La menace des modèles de langage sur la vie privée
Un groupe de chercheurs a récemment publié une étude qui soulève de nouvelles inquiétudes en matière de vie privée liée à l’utilisation des intelligences artificielles (IA) . Ce travail démontre la possibilité d’identifier le prompt exact utilisé par un utilisateur lorsqu’il interroge un chatbot . Une telle révélation positionne les entreprises de l’IA dans une situation particulièrement délicate, car elles peuvent, plus que jamais, avoir accès à une quantité d’informations sur nous.
Un bilan alarmant sur la vie privée
Une étude inquiétante. Pour beaucoup, une phrase telle que “Les modèles linguistiques sont injectifs et, par conséquent, inversibles” pourrait sembler technique et difficile à comprendre. Pourtant, c’est précisément cette complexité qui constitue le cœur de l’étude réalisée par des chercheurs européens. Ces derniers notent que les grands modèles de langage (LLM) souffrent d’un important problème de vie privée . Cela découle de la nature même de l’architecture transformer , qui attribue à chaque prompt unique une incrustation distincte dans l’espace latent du modèle.
Un algorithme révélateur
Un algorithme incriminant. Lors de leurs recherches, les scientifiques ont mis au point un algorithme nommé SIPIT (Sequential Inverse Prompt via ITerative updates). Cet algorithme est capable de reconstruire le texte d’entrée exact à partir des activations ou des états cachés du modèle, avec la garantie de le faire en un temps linéaire. En d’autres termes, il devient facile de « faire parler » le modèle, ce qui soulève des questions éthiques sur la protection des données .
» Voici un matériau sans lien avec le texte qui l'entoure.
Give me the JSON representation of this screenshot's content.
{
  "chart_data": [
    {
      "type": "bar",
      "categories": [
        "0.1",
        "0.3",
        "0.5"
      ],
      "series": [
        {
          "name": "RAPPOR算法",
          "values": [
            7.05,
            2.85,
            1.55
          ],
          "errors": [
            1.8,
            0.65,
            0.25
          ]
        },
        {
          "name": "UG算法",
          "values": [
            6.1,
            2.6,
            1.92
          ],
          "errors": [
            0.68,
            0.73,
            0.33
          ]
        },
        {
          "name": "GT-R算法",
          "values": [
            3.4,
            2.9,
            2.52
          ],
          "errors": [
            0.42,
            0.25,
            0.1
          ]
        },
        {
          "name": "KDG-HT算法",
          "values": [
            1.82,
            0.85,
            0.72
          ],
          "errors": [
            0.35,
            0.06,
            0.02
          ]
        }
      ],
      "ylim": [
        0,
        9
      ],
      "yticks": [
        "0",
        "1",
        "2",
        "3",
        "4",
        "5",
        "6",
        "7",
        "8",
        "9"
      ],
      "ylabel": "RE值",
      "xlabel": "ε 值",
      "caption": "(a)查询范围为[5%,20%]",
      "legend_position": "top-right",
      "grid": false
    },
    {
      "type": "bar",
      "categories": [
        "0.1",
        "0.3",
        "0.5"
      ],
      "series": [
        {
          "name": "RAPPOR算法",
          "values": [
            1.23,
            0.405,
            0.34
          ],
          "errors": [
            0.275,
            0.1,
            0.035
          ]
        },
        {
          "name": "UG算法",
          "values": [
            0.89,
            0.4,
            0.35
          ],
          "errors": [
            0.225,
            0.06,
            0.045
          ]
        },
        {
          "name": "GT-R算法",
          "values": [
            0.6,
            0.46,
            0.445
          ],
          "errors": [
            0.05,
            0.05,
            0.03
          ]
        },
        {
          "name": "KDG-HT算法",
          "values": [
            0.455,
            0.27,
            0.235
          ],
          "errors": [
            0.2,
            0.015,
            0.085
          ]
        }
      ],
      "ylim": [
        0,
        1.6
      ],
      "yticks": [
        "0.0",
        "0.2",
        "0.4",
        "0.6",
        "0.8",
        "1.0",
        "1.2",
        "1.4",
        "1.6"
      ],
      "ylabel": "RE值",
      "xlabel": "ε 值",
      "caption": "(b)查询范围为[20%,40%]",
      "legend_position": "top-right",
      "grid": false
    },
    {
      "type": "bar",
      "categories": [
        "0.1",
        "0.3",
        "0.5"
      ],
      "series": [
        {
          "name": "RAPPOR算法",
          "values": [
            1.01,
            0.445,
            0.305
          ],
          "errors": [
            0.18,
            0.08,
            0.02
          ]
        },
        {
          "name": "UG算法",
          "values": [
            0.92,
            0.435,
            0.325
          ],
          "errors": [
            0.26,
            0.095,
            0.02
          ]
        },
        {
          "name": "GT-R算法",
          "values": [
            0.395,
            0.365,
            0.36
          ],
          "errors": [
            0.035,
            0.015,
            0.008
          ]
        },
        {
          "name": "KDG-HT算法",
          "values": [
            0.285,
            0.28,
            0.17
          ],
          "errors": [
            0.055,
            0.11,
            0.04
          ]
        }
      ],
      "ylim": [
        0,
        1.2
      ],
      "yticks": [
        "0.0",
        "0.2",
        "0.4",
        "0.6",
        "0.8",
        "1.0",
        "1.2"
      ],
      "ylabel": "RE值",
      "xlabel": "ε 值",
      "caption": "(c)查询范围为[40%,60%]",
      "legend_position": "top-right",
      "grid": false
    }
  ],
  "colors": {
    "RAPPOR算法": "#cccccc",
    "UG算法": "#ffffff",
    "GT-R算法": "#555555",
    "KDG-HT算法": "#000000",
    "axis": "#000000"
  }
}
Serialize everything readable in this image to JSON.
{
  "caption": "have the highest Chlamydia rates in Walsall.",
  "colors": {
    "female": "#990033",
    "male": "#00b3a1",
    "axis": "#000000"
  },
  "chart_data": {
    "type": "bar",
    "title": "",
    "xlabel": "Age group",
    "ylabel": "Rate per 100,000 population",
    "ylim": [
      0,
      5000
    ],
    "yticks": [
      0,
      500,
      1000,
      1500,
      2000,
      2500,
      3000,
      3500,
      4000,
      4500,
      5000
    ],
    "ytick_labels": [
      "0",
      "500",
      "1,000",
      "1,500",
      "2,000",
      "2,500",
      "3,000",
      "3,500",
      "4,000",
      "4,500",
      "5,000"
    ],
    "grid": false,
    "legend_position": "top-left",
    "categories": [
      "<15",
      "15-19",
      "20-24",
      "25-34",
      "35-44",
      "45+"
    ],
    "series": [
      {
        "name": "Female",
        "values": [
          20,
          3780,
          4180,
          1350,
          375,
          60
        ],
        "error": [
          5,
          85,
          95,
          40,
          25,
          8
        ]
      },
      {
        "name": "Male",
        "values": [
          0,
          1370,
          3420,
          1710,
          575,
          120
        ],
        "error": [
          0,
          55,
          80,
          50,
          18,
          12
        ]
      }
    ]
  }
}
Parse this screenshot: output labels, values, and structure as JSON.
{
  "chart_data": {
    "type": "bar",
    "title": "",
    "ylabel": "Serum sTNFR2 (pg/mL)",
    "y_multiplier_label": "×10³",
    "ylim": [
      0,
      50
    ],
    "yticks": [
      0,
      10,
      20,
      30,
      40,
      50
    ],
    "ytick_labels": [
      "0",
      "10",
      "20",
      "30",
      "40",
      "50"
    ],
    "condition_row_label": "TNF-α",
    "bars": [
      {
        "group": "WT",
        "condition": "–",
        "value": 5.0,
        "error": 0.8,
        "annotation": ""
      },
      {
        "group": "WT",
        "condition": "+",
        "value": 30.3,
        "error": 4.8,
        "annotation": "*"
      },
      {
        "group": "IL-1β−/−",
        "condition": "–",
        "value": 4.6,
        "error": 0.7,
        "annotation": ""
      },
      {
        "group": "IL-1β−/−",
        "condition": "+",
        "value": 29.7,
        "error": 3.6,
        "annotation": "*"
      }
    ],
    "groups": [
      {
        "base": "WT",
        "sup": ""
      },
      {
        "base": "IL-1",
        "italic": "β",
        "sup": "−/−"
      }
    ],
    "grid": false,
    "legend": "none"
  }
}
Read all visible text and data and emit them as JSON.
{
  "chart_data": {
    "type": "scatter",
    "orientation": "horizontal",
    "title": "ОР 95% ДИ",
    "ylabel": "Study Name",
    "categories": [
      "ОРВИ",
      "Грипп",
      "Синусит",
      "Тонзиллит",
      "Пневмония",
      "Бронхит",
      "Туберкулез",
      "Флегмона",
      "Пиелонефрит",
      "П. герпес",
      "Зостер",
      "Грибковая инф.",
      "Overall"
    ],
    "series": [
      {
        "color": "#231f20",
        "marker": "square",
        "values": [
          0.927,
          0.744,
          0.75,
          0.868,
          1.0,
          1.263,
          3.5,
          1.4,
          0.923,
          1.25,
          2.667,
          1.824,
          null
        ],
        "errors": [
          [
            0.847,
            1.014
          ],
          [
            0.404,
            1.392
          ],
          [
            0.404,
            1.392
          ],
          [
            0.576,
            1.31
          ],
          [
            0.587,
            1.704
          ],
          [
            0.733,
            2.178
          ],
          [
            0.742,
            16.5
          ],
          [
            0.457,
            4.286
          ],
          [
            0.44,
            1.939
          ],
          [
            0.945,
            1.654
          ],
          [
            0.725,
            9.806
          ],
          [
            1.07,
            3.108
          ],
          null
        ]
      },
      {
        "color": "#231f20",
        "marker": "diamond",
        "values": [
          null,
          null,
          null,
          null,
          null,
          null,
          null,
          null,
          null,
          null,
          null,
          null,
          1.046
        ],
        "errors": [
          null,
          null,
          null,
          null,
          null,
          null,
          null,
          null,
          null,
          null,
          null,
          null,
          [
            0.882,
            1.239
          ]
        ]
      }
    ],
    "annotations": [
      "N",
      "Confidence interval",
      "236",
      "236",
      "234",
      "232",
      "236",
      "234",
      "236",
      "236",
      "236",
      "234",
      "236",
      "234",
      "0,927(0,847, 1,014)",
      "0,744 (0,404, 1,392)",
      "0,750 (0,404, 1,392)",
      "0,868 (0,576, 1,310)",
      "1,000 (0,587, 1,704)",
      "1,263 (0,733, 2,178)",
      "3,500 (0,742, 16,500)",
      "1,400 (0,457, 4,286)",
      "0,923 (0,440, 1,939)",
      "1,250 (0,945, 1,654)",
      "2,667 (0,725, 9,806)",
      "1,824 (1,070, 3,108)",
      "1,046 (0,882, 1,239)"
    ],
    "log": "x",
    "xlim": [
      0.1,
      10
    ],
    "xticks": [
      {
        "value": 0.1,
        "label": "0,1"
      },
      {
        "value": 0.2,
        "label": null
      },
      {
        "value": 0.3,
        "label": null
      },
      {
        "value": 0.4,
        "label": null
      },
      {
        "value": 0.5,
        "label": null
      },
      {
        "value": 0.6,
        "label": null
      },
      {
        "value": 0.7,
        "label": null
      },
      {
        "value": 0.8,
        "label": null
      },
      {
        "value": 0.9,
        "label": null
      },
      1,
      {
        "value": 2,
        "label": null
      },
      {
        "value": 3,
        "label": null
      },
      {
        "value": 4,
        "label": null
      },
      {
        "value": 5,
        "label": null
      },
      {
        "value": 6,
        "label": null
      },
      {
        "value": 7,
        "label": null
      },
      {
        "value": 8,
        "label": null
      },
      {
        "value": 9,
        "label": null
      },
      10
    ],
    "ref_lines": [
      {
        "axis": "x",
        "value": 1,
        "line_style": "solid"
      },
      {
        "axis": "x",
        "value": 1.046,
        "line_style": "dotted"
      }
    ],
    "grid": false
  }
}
Les implications de ces découvertes
Que signifie cela ?. Cette recherche implique que la réponse générée par un utilisateur à l’aide d’un modèle d’IA permet de découvrir exactement ce qui a été demandé. Ce ne sont pas seulement les réponses qui trahissent les utilisateurs, mais aussi les états cachés ou embeddings utilisés par les modèles IA. Les entreprises de l’IA conservent souvent ces états cachés, ce qui leur permet théoriquement de reconstruire le prompt initial avec une précision alarmante.
Les pratiques déjà en cours
La conservation des prompts. Bien qu’il soit vrai que certaines entreprises stockaient déjà les prompts, cette nouvelle “injectivité” soulève des risques supplémentaires en matière de vie privée. Beaucoup d’états internes sont conservés pour des raisons de caching , de surveillance ou de personnalisation . Si une entreprise ne supprime que la conversation en texte brut sans effacer les fichiers des embeddings , le prompt originel demeure récupérable à partir de ce fichier. L’étude souligne qu’un système qui conserve des états cachés manipule ainsi bel et bien le texte d’entrée lui-même.
Conséquences légales
Des enjeux juridiques graves. Historiquement, régulateurs et entreprises soutenaient que les états internes n’étaient pas considérés comme des “données personnelles récupérables”, mais cette question d’invertibilité change la donne. Si une entreprise d’IA affirme ne pas stocker les prompts mais conserve les états cachés, il apparaît alors que cette garantie de vie privée est illusoire.
Risques de fuite de données
Les dangers d’un accès non autorisé. À première vue, il ne semble pas aisé pour un attaquant de mener à bien une telle opération, car il devrait d’abord accéder aux embeddings. Toutefois, une violation de sécurité entraînant la fuite de données internes ne représenterait plus une simple exposition de données abstraites ou cryptées , mais un accès direct à des informations potentiellement très sensibles, comme des données financières ou des mot de passe que l’utilisateur a mentionnées aux modèles d’IA.
Le droit à l’oubli mis à mal
Les implications pour le RGPD. L’injectivité des LLM complique également la conformité aux exigences de protection des données personnelles, telles que le RGPD et le concept de droit à l’oubli . Si un utilisateur demande à une entreprise comme OpenAI de supprimer toutes ses données, celle-ci doit veiller à effacer non seulement les enregistrements visibles, mais aussi toutes les représentations internes . Si un état caché persiste dans un registre ou un cache, alors le prompt original reste potentiellement récupérable.
En conclusion, ces nouvelles découvertes sur la vulnérabilité des modèles de langage suscitent des interrogations légitimes sur la protection de la vie privée et la nécessité d’une réglementation claire et stricte. À l’heure où nos interactions avec les intelligences artificielles deviennent de plus en plus courantes, la question de la sécurité de nos données personnelles doit être une priorité absolue pour les entreprises et les législateurs.